Born on 3 February 1919 at Marrickville, NSW, Geoffrey Charles Chapman Smith (Chapman-Smith post war) enlisted in the RAAF on 9 October 1942. Smith trained at Parkes and Port Pirie in Australia and then travelled to the United Kingdom to train with 460 Squadron at Binbrook. He then commenced his service with Bomber Command with 625 Squadron at Kelston. He flew with an all RAF crew and his first operational sortie was a raid on Berlin on 2 December 1943. He did three more raids over Berlin before being posted to 156 Squadron in January 1944, having volunteered for the Pathfinder Force. With 156 Squadron he completed two more Berlin raids. The second trip, on 15 February, saw the crew's aircraft attacked by two enemy fighters.
Ordinarily a mid-upper gunner, on this trip Smith was flying for the first time in the tail turret. He destroyed one fighter before the Lancaster was severely damaged. Despite damage to his turret and extensive wounds to his right leg, Smith continued to defend the aircraft and refused assistance until all the crew were safe. His leg was later amputated. For his actions he was awarded the Conspicuous Gallantry Medal, and the Polish Cross of Military Merit.

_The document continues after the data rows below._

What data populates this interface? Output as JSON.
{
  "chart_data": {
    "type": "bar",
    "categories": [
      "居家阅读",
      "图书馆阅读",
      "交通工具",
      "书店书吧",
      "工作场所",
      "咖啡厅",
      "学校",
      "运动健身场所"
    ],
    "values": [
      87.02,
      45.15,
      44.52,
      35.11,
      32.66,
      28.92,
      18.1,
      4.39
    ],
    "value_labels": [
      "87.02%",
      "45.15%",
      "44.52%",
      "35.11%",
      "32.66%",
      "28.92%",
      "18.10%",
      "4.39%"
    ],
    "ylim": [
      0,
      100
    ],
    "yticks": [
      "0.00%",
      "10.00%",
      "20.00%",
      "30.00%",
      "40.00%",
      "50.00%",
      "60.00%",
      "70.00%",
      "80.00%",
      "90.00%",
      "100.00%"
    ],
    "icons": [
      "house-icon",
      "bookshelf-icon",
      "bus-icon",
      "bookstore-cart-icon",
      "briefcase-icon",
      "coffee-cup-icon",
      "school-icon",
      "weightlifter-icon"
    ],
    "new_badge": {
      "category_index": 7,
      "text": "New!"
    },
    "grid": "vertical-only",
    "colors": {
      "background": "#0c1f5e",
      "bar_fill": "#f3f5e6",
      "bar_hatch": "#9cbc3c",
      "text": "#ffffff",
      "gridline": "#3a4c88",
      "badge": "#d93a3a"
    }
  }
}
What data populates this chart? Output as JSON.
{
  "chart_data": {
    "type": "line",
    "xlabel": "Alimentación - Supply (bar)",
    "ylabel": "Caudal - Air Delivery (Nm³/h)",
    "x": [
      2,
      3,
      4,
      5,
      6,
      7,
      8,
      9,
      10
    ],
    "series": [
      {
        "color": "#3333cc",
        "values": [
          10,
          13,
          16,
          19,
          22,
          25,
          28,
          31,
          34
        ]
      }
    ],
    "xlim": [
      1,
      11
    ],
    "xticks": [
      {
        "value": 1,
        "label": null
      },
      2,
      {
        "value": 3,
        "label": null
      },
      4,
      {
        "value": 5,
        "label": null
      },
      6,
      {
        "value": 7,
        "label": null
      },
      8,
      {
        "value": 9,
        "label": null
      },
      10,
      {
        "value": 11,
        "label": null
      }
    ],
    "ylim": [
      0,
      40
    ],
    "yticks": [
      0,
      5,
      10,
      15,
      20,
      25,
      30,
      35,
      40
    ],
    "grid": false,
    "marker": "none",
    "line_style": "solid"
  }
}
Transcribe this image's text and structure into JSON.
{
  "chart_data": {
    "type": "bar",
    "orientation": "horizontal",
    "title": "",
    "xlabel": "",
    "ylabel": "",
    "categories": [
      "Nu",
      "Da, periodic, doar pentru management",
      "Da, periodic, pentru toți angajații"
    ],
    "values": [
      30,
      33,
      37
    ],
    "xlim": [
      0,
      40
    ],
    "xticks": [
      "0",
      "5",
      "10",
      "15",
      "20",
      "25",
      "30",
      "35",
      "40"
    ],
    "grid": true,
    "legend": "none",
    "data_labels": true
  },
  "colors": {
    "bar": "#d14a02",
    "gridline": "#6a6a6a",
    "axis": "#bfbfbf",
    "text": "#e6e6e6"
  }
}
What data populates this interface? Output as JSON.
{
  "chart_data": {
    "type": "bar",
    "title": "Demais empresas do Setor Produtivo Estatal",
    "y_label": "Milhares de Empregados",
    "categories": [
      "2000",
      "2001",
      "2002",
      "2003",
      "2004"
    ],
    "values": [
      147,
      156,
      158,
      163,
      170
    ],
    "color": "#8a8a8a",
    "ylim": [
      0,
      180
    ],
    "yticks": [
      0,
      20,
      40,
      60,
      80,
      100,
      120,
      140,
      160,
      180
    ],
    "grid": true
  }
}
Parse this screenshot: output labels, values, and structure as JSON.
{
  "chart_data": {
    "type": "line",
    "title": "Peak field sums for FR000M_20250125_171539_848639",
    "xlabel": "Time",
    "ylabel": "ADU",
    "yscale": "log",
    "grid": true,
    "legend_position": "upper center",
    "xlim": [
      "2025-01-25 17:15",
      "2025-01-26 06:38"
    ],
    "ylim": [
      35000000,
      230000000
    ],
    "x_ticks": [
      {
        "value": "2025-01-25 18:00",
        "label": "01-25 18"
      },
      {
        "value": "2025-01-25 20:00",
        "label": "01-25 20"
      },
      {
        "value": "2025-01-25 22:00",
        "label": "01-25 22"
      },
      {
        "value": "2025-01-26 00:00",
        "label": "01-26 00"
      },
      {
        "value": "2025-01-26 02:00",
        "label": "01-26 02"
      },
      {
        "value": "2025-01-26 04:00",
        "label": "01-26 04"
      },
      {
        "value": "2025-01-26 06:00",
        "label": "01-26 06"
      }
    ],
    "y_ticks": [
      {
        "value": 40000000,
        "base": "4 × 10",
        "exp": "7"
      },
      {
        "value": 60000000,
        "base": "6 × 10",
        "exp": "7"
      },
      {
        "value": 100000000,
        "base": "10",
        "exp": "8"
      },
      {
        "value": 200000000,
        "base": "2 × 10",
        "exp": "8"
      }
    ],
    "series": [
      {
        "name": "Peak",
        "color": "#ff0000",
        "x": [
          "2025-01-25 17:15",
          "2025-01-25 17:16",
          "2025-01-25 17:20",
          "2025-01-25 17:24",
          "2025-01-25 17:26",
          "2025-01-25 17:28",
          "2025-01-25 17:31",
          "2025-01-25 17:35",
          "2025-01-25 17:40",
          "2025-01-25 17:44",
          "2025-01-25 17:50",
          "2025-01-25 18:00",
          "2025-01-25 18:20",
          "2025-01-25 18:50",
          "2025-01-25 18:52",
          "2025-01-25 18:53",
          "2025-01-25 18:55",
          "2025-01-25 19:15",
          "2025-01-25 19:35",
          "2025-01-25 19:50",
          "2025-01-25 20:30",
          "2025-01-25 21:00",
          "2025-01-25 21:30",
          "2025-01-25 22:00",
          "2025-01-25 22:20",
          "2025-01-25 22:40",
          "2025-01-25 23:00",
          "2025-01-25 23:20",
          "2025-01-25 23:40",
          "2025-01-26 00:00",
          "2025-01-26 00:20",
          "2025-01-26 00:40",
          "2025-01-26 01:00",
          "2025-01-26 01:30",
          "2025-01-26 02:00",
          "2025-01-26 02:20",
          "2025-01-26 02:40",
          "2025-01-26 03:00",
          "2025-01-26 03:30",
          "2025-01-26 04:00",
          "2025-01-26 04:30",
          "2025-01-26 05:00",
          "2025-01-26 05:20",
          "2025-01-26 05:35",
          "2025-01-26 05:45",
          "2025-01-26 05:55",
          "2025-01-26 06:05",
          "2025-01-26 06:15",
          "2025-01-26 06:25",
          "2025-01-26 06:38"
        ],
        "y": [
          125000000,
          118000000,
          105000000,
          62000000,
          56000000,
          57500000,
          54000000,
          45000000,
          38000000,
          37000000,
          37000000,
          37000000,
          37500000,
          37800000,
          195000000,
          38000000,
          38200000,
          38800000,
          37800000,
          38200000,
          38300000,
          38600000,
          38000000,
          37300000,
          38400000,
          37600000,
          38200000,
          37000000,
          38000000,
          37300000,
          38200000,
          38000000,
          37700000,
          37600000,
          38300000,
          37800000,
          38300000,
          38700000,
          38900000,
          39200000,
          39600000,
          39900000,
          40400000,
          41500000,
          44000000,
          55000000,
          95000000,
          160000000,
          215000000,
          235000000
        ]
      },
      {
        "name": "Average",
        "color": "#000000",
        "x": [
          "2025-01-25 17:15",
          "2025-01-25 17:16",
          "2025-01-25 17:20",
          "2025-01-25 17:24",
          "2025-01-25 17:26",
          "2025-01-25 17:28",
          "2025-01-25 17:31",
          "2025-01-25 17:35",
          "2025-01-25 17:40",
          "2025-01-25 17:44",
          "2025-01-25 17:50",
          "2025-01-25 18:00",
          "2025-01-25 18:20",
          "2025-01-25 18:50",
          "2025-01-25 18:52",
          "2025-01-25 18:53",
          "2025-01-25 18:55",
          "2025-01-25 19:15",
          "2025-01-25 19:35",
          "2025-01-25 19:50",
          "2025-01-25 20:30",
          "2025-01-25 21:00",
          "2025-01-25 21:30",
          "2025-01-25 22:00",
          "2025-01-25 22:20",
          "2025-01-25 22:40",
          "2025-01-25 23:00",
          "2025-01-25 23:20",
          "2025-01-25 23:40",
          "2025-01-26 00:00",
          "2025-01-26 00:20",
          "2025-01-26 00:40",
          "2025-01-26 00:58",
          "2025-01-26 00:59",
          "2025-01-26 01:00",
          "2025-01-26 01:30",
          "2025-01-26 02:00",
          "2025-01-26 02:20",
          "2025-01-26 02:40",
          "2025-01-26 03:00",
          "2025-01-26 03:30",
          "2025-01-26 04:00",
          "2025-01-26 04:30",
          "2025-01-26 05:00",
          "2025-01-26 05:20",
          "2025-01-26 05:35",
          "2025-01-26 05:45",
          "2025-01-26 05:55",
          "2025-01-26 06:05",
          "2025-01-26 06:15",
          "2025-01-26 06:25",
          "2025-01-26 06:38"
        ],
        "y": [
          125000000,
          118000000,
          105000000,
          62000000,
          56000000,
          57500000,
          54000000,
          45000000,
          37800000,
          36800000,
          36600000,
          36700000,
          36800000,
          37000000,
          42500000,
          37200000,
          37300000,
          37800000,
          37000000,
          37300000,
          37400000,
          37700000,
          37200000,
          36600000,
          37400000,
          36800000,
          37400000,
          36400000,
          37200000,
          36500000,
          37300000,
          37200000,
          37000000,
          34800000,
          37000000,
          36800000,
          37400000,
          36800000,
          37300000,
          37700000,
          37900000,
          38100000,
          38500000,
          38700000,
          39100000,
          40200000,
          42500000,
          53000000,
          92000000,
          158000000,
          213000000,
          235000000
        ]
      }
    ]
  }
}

Smith spent ten months convalescing before being posted to RAF Station Upwood, Cambridgeshire in December. Here he served beside his old 156 Squadron, which had relocated from Warboys to Upwood during his recuperation. Despite the loss of his leg, Smith was commissioned pilot officer in November 1944 and flying officer in May 1945 shortly before returning to Australia. He was discharged on 25 September 1945.